The problem is, some people treat friends like a commodity. And, like any other commodity that friendship wears out. Disillusionment follows, and sometimes bitterness, even hatred. It has always amazed me that a couple can be madly in love, and then end up in divorce--or contantly fighting like cats and dogs. Why is that?
The truth of the matter is that they really did not know each other, or over time one or both of them people change.
Sometimes one grows, while the other remains the high school jock he always was. Our interest change, also. Travel is a big factor in a missionaries life. Talking about the price of pork bellies and rise and fall of soy bean prices may interest Billy Bob Farmer, your old 4H sidekick when you were growing up in Podunk Hollow, as I did; but when you’ve traveled around the world more times than you can count (or at least it seems so) things like that just don’t make for a good conversation topic anymore. That doesn’t mean that you don’t like Old Billy Bob; it just means that you now have very little in common.
So, what’s the point in all this rambling?
The point is, we need to examine our friendships in light of all of these factors. It just may be that he or she was not the friend you thought you had.

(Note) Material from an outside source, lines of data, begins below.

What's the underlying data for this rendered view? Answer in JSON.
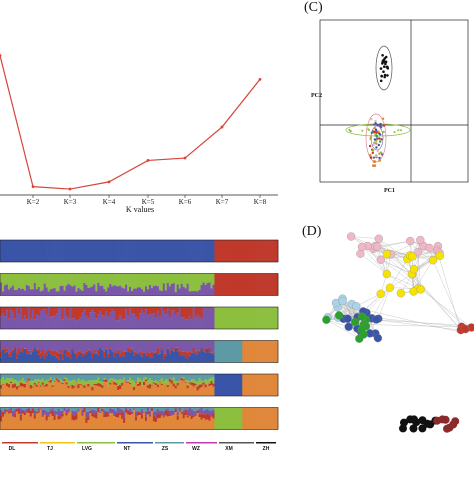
{
  "panel_c": {
    "label": "(C)",
    "xlabel": "PC1",
    "ylabel": "PC2"
  },
  "panel_d": {
    "label": "(D)"
  },
  "colors": {
    "line": "#d9443a",
    "blue": "#3a54a8",
    "red": "#c0392b",
    "purple": "#7a57a8",
    "green": "#8cbf3f",
    "orange": "#e0873a",
    "teal": "#5d9aa6",
    "pink": "#f0b8c6",
    "yellow": "#f7e300",
    "lightblue": "#a9d3e8",
    "darkgreen": "#2aa12a",
    "black": "#111111",
    "brown": "#8b2a2a"
  },
  "chart_data": [
    {
      "type": "line",
      "title": "",
      "xlabel": "K values",
      "ylabel": "",
      "categories": [
        "K=2",
        "K=3",
        "K=4",
        "K=5",
        "K=6",
        "K=7",
        "K=8"
      ],
      "values": [
        0.02,
        0.0,
        0.06,
        0.24,
        0.26,
        0.52,
        0.92
      ],
      "ylim": [
        -0.05,
        1.25
      ],
      "extra_point_left": 1.12,
      "grid": false
    },
    {
      "type": "bar",
      "title": "",
      "subtype": "structure_plot",
      "populations": [
        "DL",
        "TJ",
        "LVG",
        "NT",
        "ZS",
        "WZ",
        "XM",
        "ZH"
      ],
      "rows": [
        "K=2",
        "K=3",
        "K=4",
        "K=5",
        "K=6",
        "K=7"
      ]
    }
  ]
}
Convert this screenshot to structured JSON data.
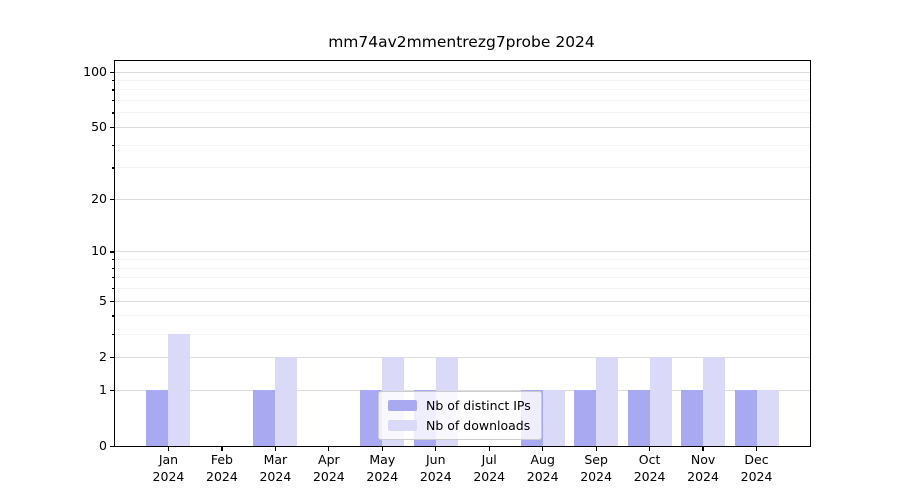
{
  "title": "mm74av2mmentrezg7probe 2024",
  "chart_data": {
    "type": "bar",
    "title": "mm74av2mmentrezg7probe 2024",
    "x_ticklabels": [
      [
        "Jan",
        "2024"
      ],
      [
        "Feb",
        "2024"
      ],
      [
        "Mar",
        "2024"
      ],
      [
        "Apr",
        "2024"
      ],
      [
        "May",
        "2024"
      ],
      [
        "Jun",
        "2024"
      ],
      [
        "Jul",
        "2024"
      ],
      [
        "Aug",
        "2024"
      ],
      [
        "Sep",
        "2024"
      ],
      [
        "Oct",
        "2024"
      ],
      [
        "Nov",
        "2024"
      ],
      [
        "Dec",
        "2024"
      ]
    ],
    "series": [
      {
        "name": "Nb of distinct IPs",
        "color": "#a9a9f2",
        "values": [
          1,
          0,
          1,
          0,
          1,
          1,
          0,
          1,
          1,
          1,
          1,
          1
        ]
      },
      {
        "name": "Nb of downloads",
        "color": "#dadaf8",
        "values": [
          3,
          0,
          2,
          0,
          2,
          2,
          0,
          1,
          2,
          2,
          2,
          1
        ]
      }
    ],
    "y_ticks": [
      0,
      1,
      2,
      5,
      10,
      20,
      50,
      100
    ],
    "y_minor_ticks": [
      3,
      4,
      6,
      7,
      8,
      9,
      30,
      40,
      60,
      70,
      80,
      90
    ],
    "y_scale": "log1p",
    "ylim": [
      0,
      113
    ],
    "grid": "horizontal-gridlines-on",
    "legend_position": "inside-lower-center"
  },
  "legend": {
    "items": [
      "Nb of distinct IPs",
      "Nb of downloads"
    ]
  }
}
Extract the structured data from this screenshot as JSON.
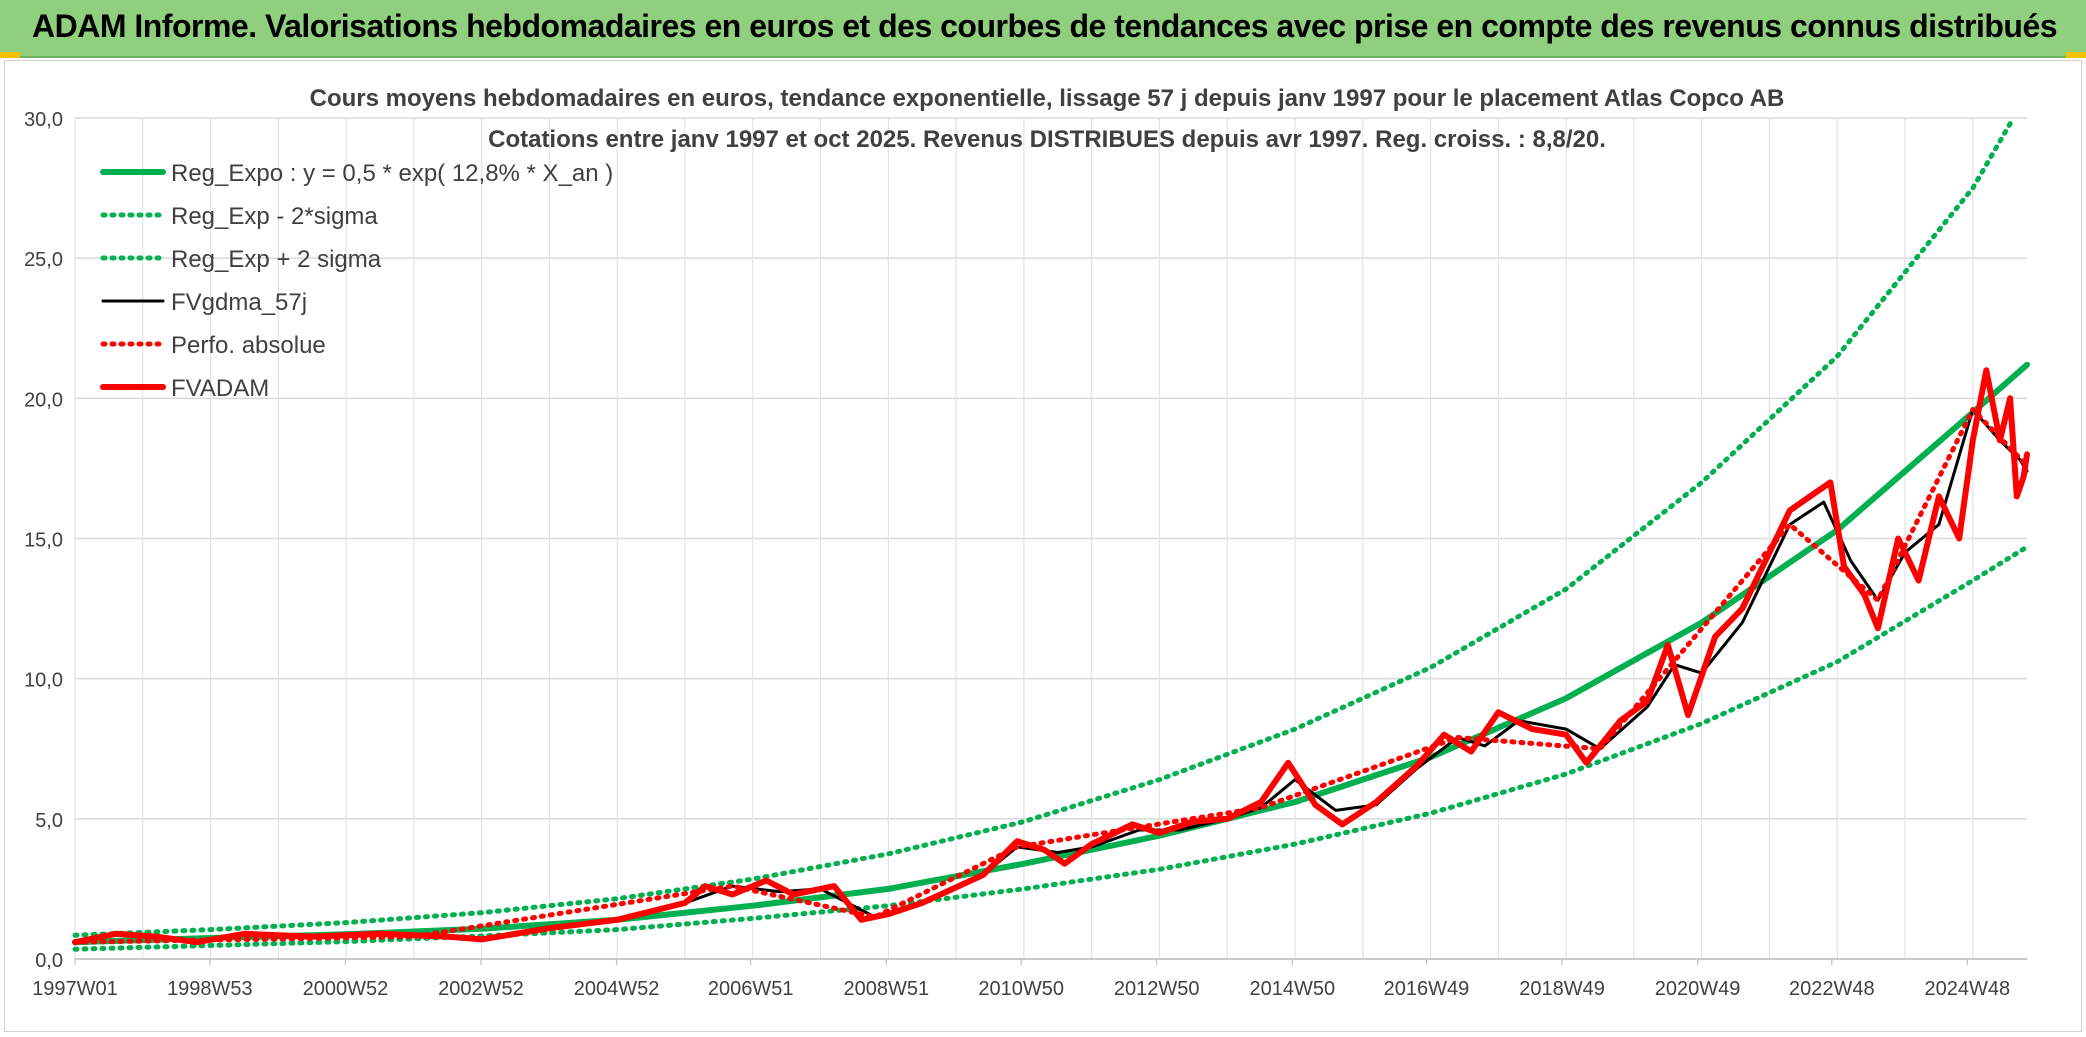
{
  "banner": {
    "title": "ADAM Informe. Valorisations hebdomadaires en euros et des courbes de tendances avec prise en compte des revenus connus distribués"
  },
  "colors": {
    "banner": "#8fcf7e",
    "reg_expo": "#00b050",
    "fvgdma": "#000000",
    "fvadam": "#ff0000",
    "grid": "#d9d9d9"
  },
  "chart_data": {
    "type": "line",
    "title": "Cours moyens hebdomadaires en euros, tendance exponentielle, lissage 57 j depuis janv 1997 pour le placement Atlas Copco AB",
    "subtitle": "Cotations entre janv 1997 et oct 2025. Revenus DISTRIBUES depuis avr 1997. Reg. croiss. : 8,8/20.",
    "xlabel": "",
    "ylabel": "",
    "ylim": [
      0,
      30
    ],
    "xlim": [
      1997.0,
      2025.8
    ],
    "yticks": [
      "0,0",
      "5,0",
      "10,0",
      "15,0",
      "20,0",
      "25,0",
      "30,0"
    ],
    "xticks": [
      {
        "label": "1997W01",
        "x": 1997.0
      },
      {
        "label": "1998W53",
        "x": 1998.99
      },
      {
        "label": "2000W52",
        "x": 2000.99
      },
      {
        "label": "2002W52",
        "x": 2002.99
      },
      {
        "label": "2004W52",
        "x": 2004.99
      },
      {
        "label": "2006W51",
        "x": 2006.97
      },
      {
        "label": "2008W51",
        "x": 2008.97
      },
      {
        "label": "2010W50",
        "x": 2010.96
      },
      {
        "label": "2012W50",
        "x": 2012.96
      },
      {
        "label": "2014W50",
        "x": 2014.96
      },
      {
        "label": "2016W49",
        "x": 2016.94
      },
      {
        "label": "2018W49",
        "x": 2018.94
      },
      {
        "label": "2020W49",
        "x": 2020.94
      },
      {
        "label": "2022W48",
        "x": 2022.92
      },
      {
        "label": "2024W48",
        "x": 2024.92
      }
    ],
    "grid": true,
    "legend_position": "top-left",
    "series": [
      {
        "name": "Reg_Expo : y = 0,5 * exp( 12,8% *  X_an )",
        "style": "solid-thick",
        "color": "#00b050",
        "points": [
          [
            1997,
            0.6
          ],
          [
            1999,
            0.75
          ],
          [
            2001,
            0.88
          ],
          [
            2003,
            1.08
          ],
          [
            2005,
            1.4
          ],
          [
            2007,
            1.9
          ],
          [
            2009,
            2.5
          ],
          [
            2011,
            3.4
          ],
          [
            2013,
            4.4
          ],
          [
            2015,
            5.6
          ],
          [
            2017,
            7.2
          ],
          [
            2019,
            9.3
          ],
          [
            2021,
            12.0
          ],
          [
            2023,
            15.3
          ],
          [
            2025,
            19.5
          ],
          [
            2025.8,
            21.2
          ]
        ]
      },
      {
        "name": "Reg_Exp - 2*sigma",
        "style": "dotted",
        "color": "#00b050",
        "points": [
          [
            1997,
            0.35
          ],
          [
            1999,
            0.48
          ],
          [
            2001,
            0.62
          ],
          [
            2003,
            0.82
          ],
          [
            2005,
            1.05
          ],
          [
            2007,
            1.45
          ],
          [
            2009,
            1.9
          ],
          [
            2011,
            2.5
          ],
          [
            2013,
            3.2
          ],
          [
            2015,
            4.1
          ],
          [
            2017,
            5.2
          ],
          [
            2019,
            6.6
          ],
          [
            2021,
            8.4
          ],
          [
            2023,
            10.6
          ],
          [
            2025,
            13.5
          ],
          [
            2025.8,
            14.7
          ]
        ]
      },
      {
        "name": "Reg_Exp + 2 sigma",
        "style": "dotted",
        "color": "#00b050",
        "points": [
          [
            1997,
            0.85
          ],
          [
            1999,
            1.05
          ],
          [
            2001,
            1.3
          ],
          [
            2003,
            1.65
          ],
          [
            2005,
            2.15
          ],
          [
            2007,
            2.85
          ],
          [
            2009,
            3.75
          ],
          [
            2011,
            4.9
          ],
          [
            2013,
            6.4
          ],
          [
            2015,
            8.2
          ],
          [
            2017,
            10.4
          ],
          [
            2019,
            13.2
          ],
          [
            2021,
            17.0
          ],
          [
            2023,
            21.5
          ],
          [
            2025,
            27.5
          ],
          [
            2025.6,
            30.0
          ]
        ]
      },
      {
        "name": "FVgdma_57j",
        "style": "solid-thin",
        "color": "#000000",
        "points": [
          [
            1997,
            0.6
          ],
          [
            1997.6,
            0.85
          ],
          [
            1998.2,
            0.78
          ],
          [
            1998.8,
            0.65
          ],
          [
            1999.5,
            0.85
          ],
          [
            2000.5,
            0.8
          ],
          [
            2001.5,
            0.85
          ],
          [
            2002.5,
            0.8
          ],
          [
            2003.0,
            0.75
          ],
          [
            2004,
            1.1
          ],
          [
            2005,
            1.4
          ],
          [
            2006,
            2.0
          ],
          [
            2006.7,
            2.6
          ],
          [
            2007.4,
            2.4
          ],
          [
            2008,
            2.5
          ],
          [
            2008.8,
            1.5
          ],
          [
            2009.5,
            2.0
          ],
          [
            2010.4,
            3.0
          ],
          [
            2010.9,
            4.0
          ],
          [
            2011.5,
            3.8
          ],
          [
            2012,
            4.0
          ],
          [
            2012.7,
            4.6
          ],
          [
            2013.3,
            4.6
          ],
          [
            2014,
            5.0
          ],
          [
            2014.5,
            5.4
          ],
          [
            2015.0,
            6.4
          ],
          [
            2015.6,
            5.3
          ],
          [
            2016.2,
            5.5
          ],
          [
            2016.8,
            6.8
          ],
          [
            2017.4,
            7.9
          ],
          [
            2017.8,
            7.6
          ],
          [
            2018.3,
            8.5
          ],
          [
            2019.0,
            8.2
          ],
          [
            2019.5,
            7.5
          ],
          [
            2020.2,
            9.0
          ],
          [
            2020.6,
            10.5
          ],
          [
            2021.0,
            10.2
          ],
          [
            2021.6,
            12.0
          ],
          [
            2022.3,
            15.5
          ],
          [
            2022.8,
            16.3
          ],
          [
            2023.2,
            14.2
          ],
          [
            2023.6,
            12.8
          ],
          [
            2024.0,
            14.5
          ],
          [
            2024.5,
            15.5
          ],
          [
            2025.0,
            19.6
          ],
          [
            2025.4,
            18.5
          ],
          [
            2025.7,
            17.8
          ],
          [
            2025.8,
            17.4
          ]
        ]
      },
      {
        "name": "Perfo. absolue",
        "style": "dotted",
        "color": "#ff0000",
        "points": [
          [
            1997,
            0.6
          ],
          [
            2002,
            0.8
          ],
          [
            2006.7,
            2.6
          ],
          [
            2008.8,
            1.5
          ],
          [
            2010.9,
            4.0
          ],
          [
            2014.5,
            5.4
          ],
          [
            2017.4,
            7.9
          ],
          [
            2019.5,
            7.5
          ],
          [
            2022.3,
            15.5
          ],
          [
            2023.6,
            12.8
          ],
          [
            2025.0,
            19.6
          ],
          [
            2025.8,
            17.6
          ]
        ]
      },
      {
        "name": "FVADAM",
        "style": "solid-thick",
        "color": "#ff0000",
        "points": [
          [
            1997,
            0.6
          ],
          [
            1997.6,
            0.9
          ],
          [
            1998.2,
            0.8
          ],
          [
            1998.8,
            0.6
          ],
          [
            1999.5,
            0.9
          ],
          [
            2000.5,
            0.8
          ],
          [
            2001.5,
            0.9
          ],
          [
            2002.5,
            0.8
          ],
          [
            2003.0,
            0.7
          ],
          [
            2004,
            1.1
          ],
          [
            2005,
            1.4
          ],
          [
            2006,
            2.0
          ],
          [
            2006.3,
            2.6
          ],
          [
            2006.7,
            2.3
          ],
          [
            2007.2,
            2.8
          ],
          [
            2007.6,
            2.3
          ],
          [
            2008.2,
            2.6
          ],
          [
            2008.6,
            1.4
          ],
          [
            2009.0,
            1.6
          ],
          [
            2009.5,
            2.0
          ],
          [
            2010.4,
            3.0
          ],
          [
            2010.9,
            4.2
          ],
          [
            2011.3,
            3.9
          ],
          [
            2011.6,
            3.4
          ],
          [
            2012,
            4.1
          ],
          [
            2012.6,
            4.8
          ],
          [
            2013.0,
            4.5
          ],
          [
            2013.5,
            4.9
          ],
          [
            2014,
            5.0
          ],
          [
            2014.5,
            5.6
          ],
          [
            2014.9,
            7.0
          ],
          [
            2015.3,
            5.5
          ],
          [
            2015.7,
            4.8
          ],
          [
            2016.2,
            5.6
          ],
          [
            2016.8,
            6.9
          ],
          [
            2017.2,
            8.0
          ],
          [
            2017.6,
            7.4
          ],
          [
            2018.0,
            8.8
          ],
          [
            2018.5,
            8.2
          ],
          [
            2019.0,
            8.0
          ],
          [
            2019.3,
            7.0
          ],
          [
            2019.8,
            8.5
          ],
          [
            2020.2,
            9.2
          ],
          [
            2020.5,
            11.2
          ],
          [
            2020.8,
            8.7
          ],
          [
            2021.2,
            11.5
          ],
          [
            2021.6,
            12.5
          ],
          [
            2022.0,
            14.5
          ],
          [
            2022.3,
            16.0
          ],
          [
            2022.6,
            16.5
          ],
          [
            2022.9,
            17.0
          ],
          [
            2023.1,
            14.0
          ],
          [
            2023.4,
            13.0
          ],
          [
            2023.6,
            11.8
          ],
          [
            2023.9,
            15.0
          ],
          [
            2024.2,
            13.5
          ],
          [
            2024.5,
            16.5
          ],
          [
            2024.8,
            15.0
          ],
          [
            2025.0,
            18.5
          ],
          [
            2025.2,
            21.0
          ],
          [
            2025.4,
            18.5
          ],
          [
            2025.55,
            20.0
          ],
          [
            2025.65,
            16.5
          ],
          [
            2025.75,
            17.2
          ],
          [
            2025.8,
            18.0
          ]
        ]
      }
    ]
  }
}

Now, I’m not talking about the fellow that keeps looking over your shoulder at church council to see if he can spot someone with just a little more influence than you have so he can strike up a conversation with them. People like that are not friends, they’re opportunists. So, what is there to examine there?
Here are some tips on friendship that I have gleaned down through the years:
Friends are upfront with you. They tell you what they think.
Friends may disagree, but they are not disagreeable.
Friends don’t hold grudges. Not even secret ones.
Friends never take advantage of your friendship.
Friends never impose on you.
Friends never talk about you behind your back.
Friends never expect too much from you.
Friends confide in you.
Friends never break trust.
Friends stick up for you when you are right, and remind you when you are wrong.
Friends accept your spouse as part of the package in your friendship.
Friends are not jealous of your other friends.
Friends are not envious of your success or critical of your failures.
There are many more, but lastly I would like to mention that good friendships are cultivated and work on. Can you think of more?